En échange d’un service rendu à la NASA il y a quelques années, notre collectif a pu se procurer un nouveau système de communication. Mis au point à partir de matériaux récupérés sur l’astéroïde tombé au large des côtés brésiliennes en février 2016, ce dispositif nous a permis de réaliser une série d’entretiens avec des artistes morts moyennant leur accord. Car même dans l’au-delà, la morale journalistique prime d’abord. Rencontre avec Boris Vian, à l’occasion du centième anniversaire de sa naissance.

Bonjour, et enchanté M. Vian.

BV : Appelle-moi Boris.

Merci d’avoir répondu à notre invitation, ça n’a pas été simple de te contacter.

BV : Cette année est particulièrement éprouvante. Depuis que j’ai cent ans, ou plutôt que j’en aurais eu cent, les demandes affluent. Conférences de presse au septième sous-sol, autographes sur le Styx, showcases privés pour de vulgaires ossements ou autres chiens à trois têtes. Fatigant.

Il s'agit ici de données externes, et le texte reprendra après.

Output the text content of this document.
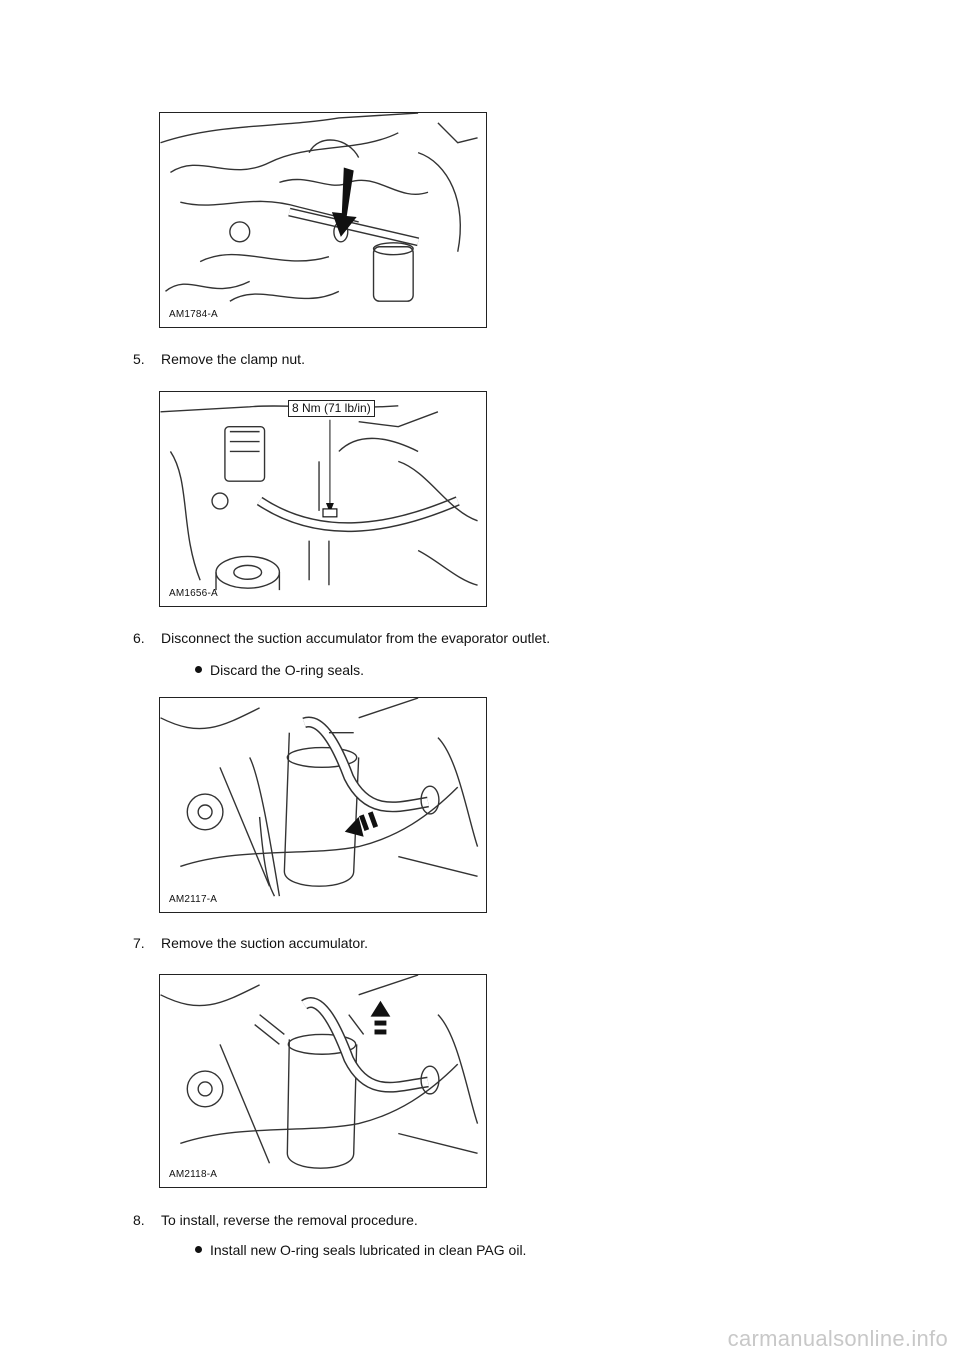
AM1784-A
5. Remove the clamp nut.
8 Nm (71 lb/in)
AM1656-A
6. Disconnect the suction accumulator from the evaporator outlet.
Discard the O-ring seals.
AM2117-A
7. Remove the suction accumulator.
AM2118-A
8. To install, reverse the removal procedure.
Install new O-ring seals lubricated in clean PAG oil.
carmanualsonline.info
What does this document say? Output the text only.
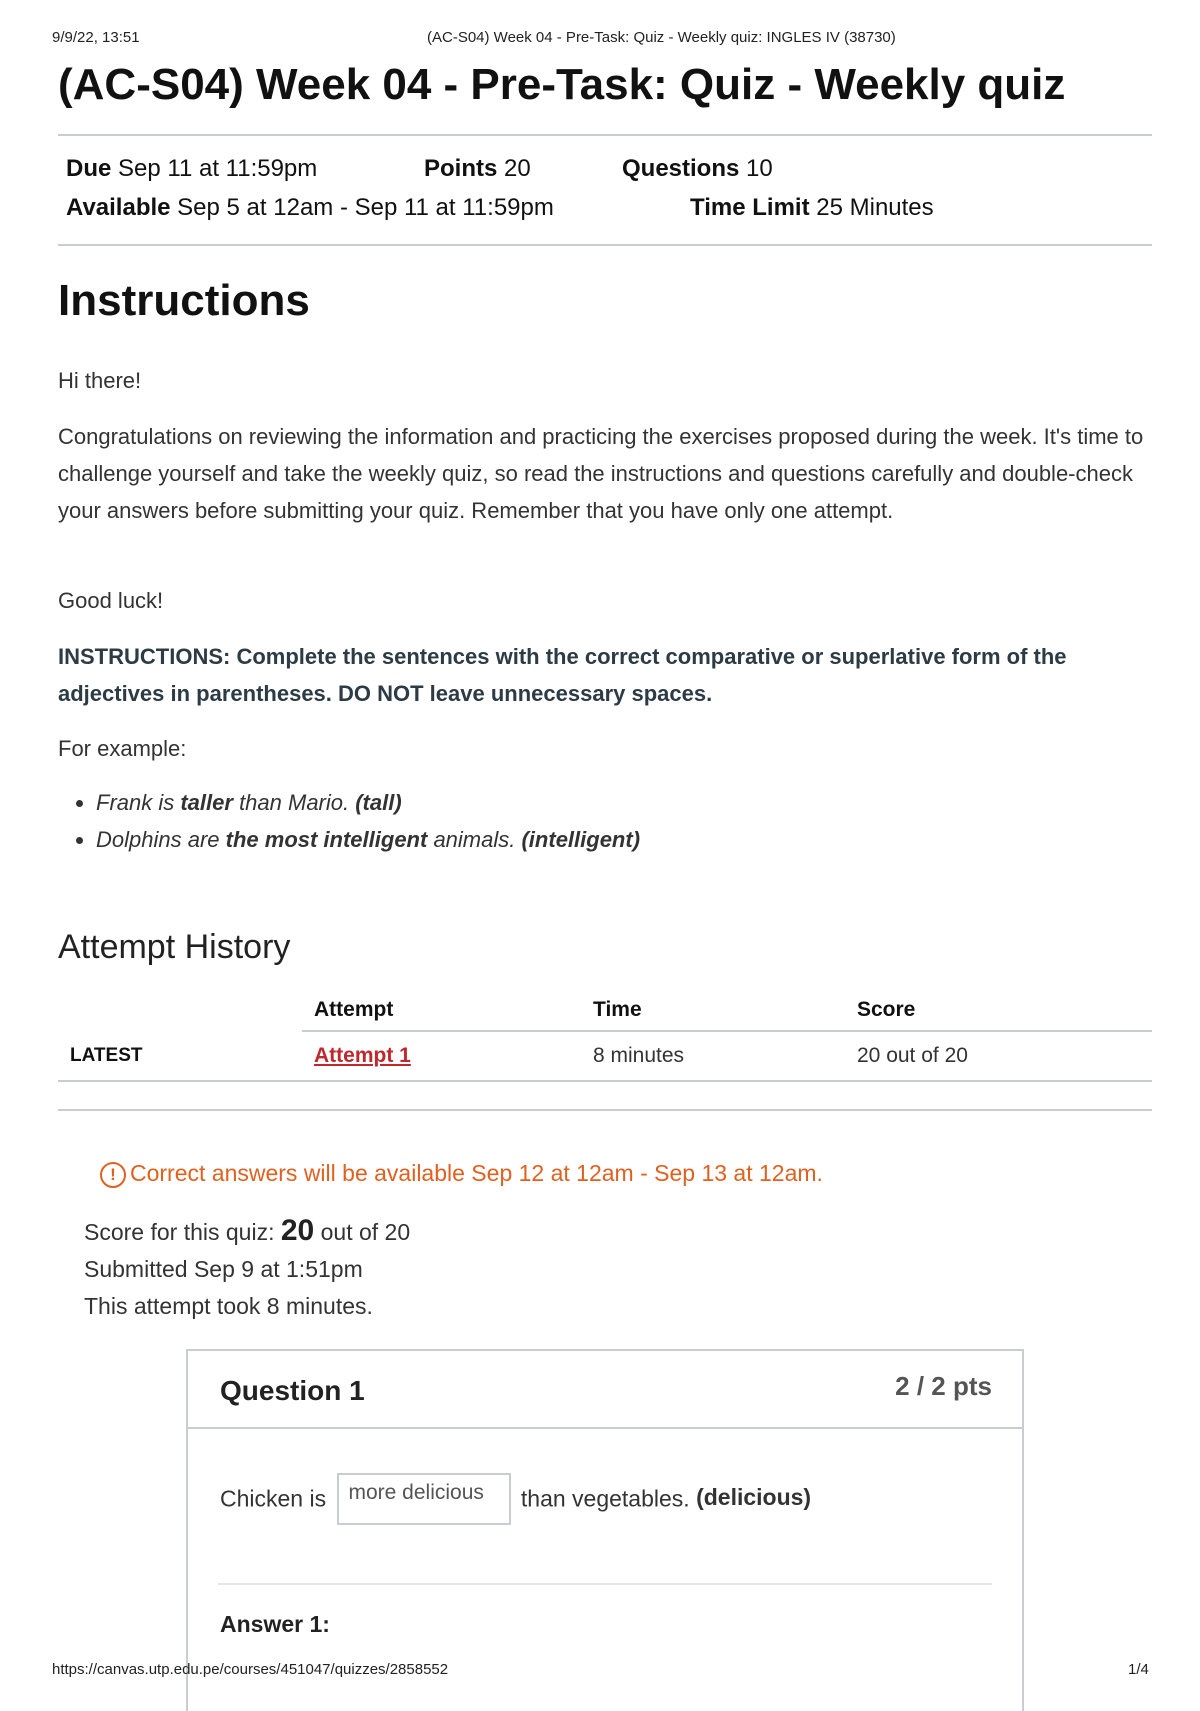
9/9/22, 13:51	(AC-S04) Week 04 - Pre-Task: Quiz - Weekly quiz: INGLES IV (38730)
(AC-S04) Week 04 - Pre-Task: Quiz - Weekly quiz
Due Sep 11 at 11:59pm	Points 20	Questions 10
Available Sep 5 at 12am - Sep 11 at 11:59pm	Time Limit 25 Minutes
Instructions
Hi there!
Congratulations on reviewing the information and practicing the exercises proposed during the week. It's time to challenge yourself and take the weekly quiz, so read the instructions and questions carefully and double-check your answers before submitting your quiz. Remember that you have only one attempt.
Good luck!
INSTRUCTIONS: Complete the sentences with the correct comparative or superlative form of the adjectives in parentheses. DO NOT leave unnecessary spaces.
For example:
• Frank is taller than Mario. (tall)
• Dolphins are the most intelligent animals. (intelligent)
Attempt History
	Attempt	Time	Score
LATEST	Attempt 1	8 minutes	20 out of 20
! Correct answers will be available Sep 12 at 12am - Sep 13 at 12am.
Score for this quiz: 20 out of 20
Submitted Sep 9 at 1:51pm
This attempt took 8 minutes.
Question 1	2 / 2 pts
Chicken is more delicious than vegetables. (delicious)
Answer 1:
https://canvas.utp.edu.pe/courses/451047/quizzes/2858552	1/4
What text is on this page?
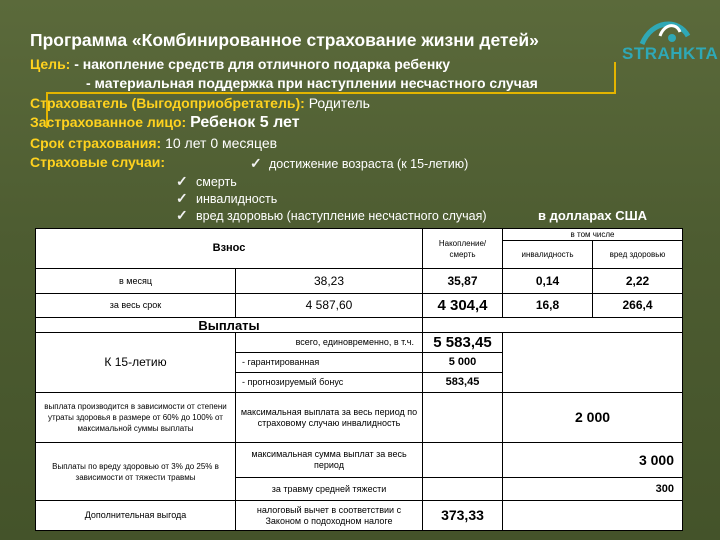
Программа «Комбинированное страхование жизни детей»
STRAHKTA
Цель: - накопление средств для отличного подарка ребенку
- материальная поддержка при наступлении несчастного случая
Страхователь (Выгодоприобретатель): Родитель
Застрахованное лицо: Ребенок 5 лет
Срок страхования: 10 лет 0 месяцев
Страховые случаи:	✓ достижение возраста (к 15-летию)
✓ смерть
✓ инвалидность
✓ вред здоровью (наступление несчастного случая)	в долларах США
Взнос		Накопление/ смерть	в том числе	
			инвалидность	вред здоровью
в месяц	38,23	35,87	0,14	2,22
за весь срок	4 587,60	4 304,4	16,8	266,4
Выплаты				
К 15-летию	всего, единовременно, в т.ч.	5 583,45		
	- гарантированная	5 000		
	- прогнозируемый бонус	583,45		
выплата производится в зависимости от степени утраты здоровья в размере от 60% до 100% от максимальной суммы выплаты	максимальная выплата за весь период по страховому случаю инвалидность		2 000	
Выплаты по вреду здоровью от 3% до 25% в зависимости от тяжести травмы	максимальная сумма выплат за весь период		3 000	
	за травму средней тяжести		300	
Дополнительная выгода	налоговый вычет в соответствии с Законом о подоходном налоге	373,33		
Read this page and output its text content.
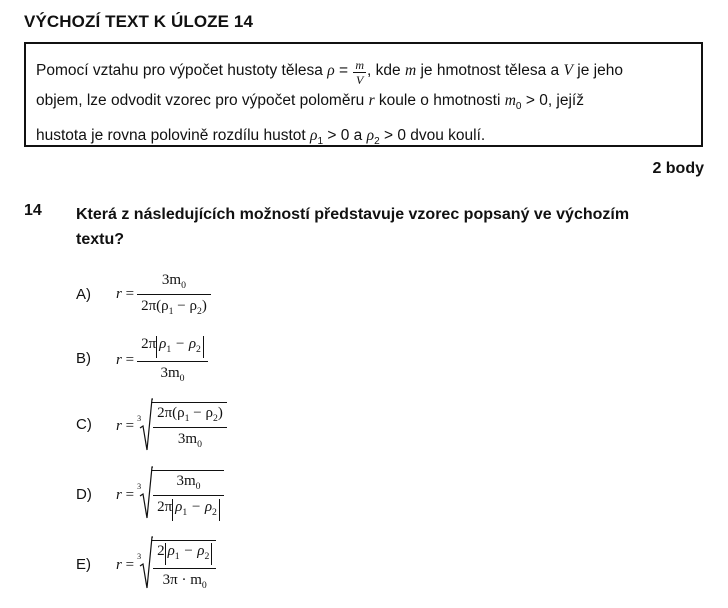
VÝCHOZÍ TEXT K ÚLOZE 14
Pomocí vztahu pro výpočet hustoty tělesa $\rho = \frac{m}{V}$ , kde m je hmotnost tělesa a V je jeho
objem, lze odvodit vzorec pro výpočet poloměru r koule o hmotnosti $m_0 > 0$, jejíž
hustota je rovna polovině rozdílu hustot $\rho_1 > 0$ a $\rho_2 > 0$ dvou koulí.
2 body
14 Která z následujících možností představuje vzorec popsaný ve výchozím textu?
A) $r = \frac{3m_0}{2\pi(\rho_1 - \rho_2)}$
B) $r = \frac{2\pi \rho_1 - \rho_2}{3m_0}$
C) $r = 3 \frac{2\pi(\rho_1 - \rho_2)}{3m_0}$
D) r =
$3 \frac{3m_0}{2\pi \rho_1 - \rho_2}$
E) r =
$3 \frac{2 \rho_1 - \rho_2}{3\pi \cdot m_0}$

Ce doit être gratifiant tout de même ?

BV : Mouais. Bof. Hop. Des fois, je me dis que je suis mort tellement jeune que je pourrais encore être vivant.

BV : Ça n’a jamais vraiment marché les blagues sur les morts. Valéry Giscard d’Estaing est-il toujours debout d’ailleurs ?

Oui. J’aimerais revenir sur quelques périodes de ta vie, si tu le veux bien.

BV : Nous sommes ici pour ça.

Tu es né à Versailles en 1920. Tu viens d’une famille bourgeoise, enfant, tu as un chauffeur, une gouvernante et même un professeur à domicile. Et puis, le krach boursier de 1929 : le déclassement pour ta famille. Quels souvenirs gardes-tu de ce moment ?

BV : Des cris aigus, des larmes comme des océans, des petits poings potelés s’écrasant sur les papiers peints rêches qui n’avaient rien demandé. J’étais malheureux de voir mes parents dans cet état. Ça a mis une ambiance de misère dans la maison. On est parti.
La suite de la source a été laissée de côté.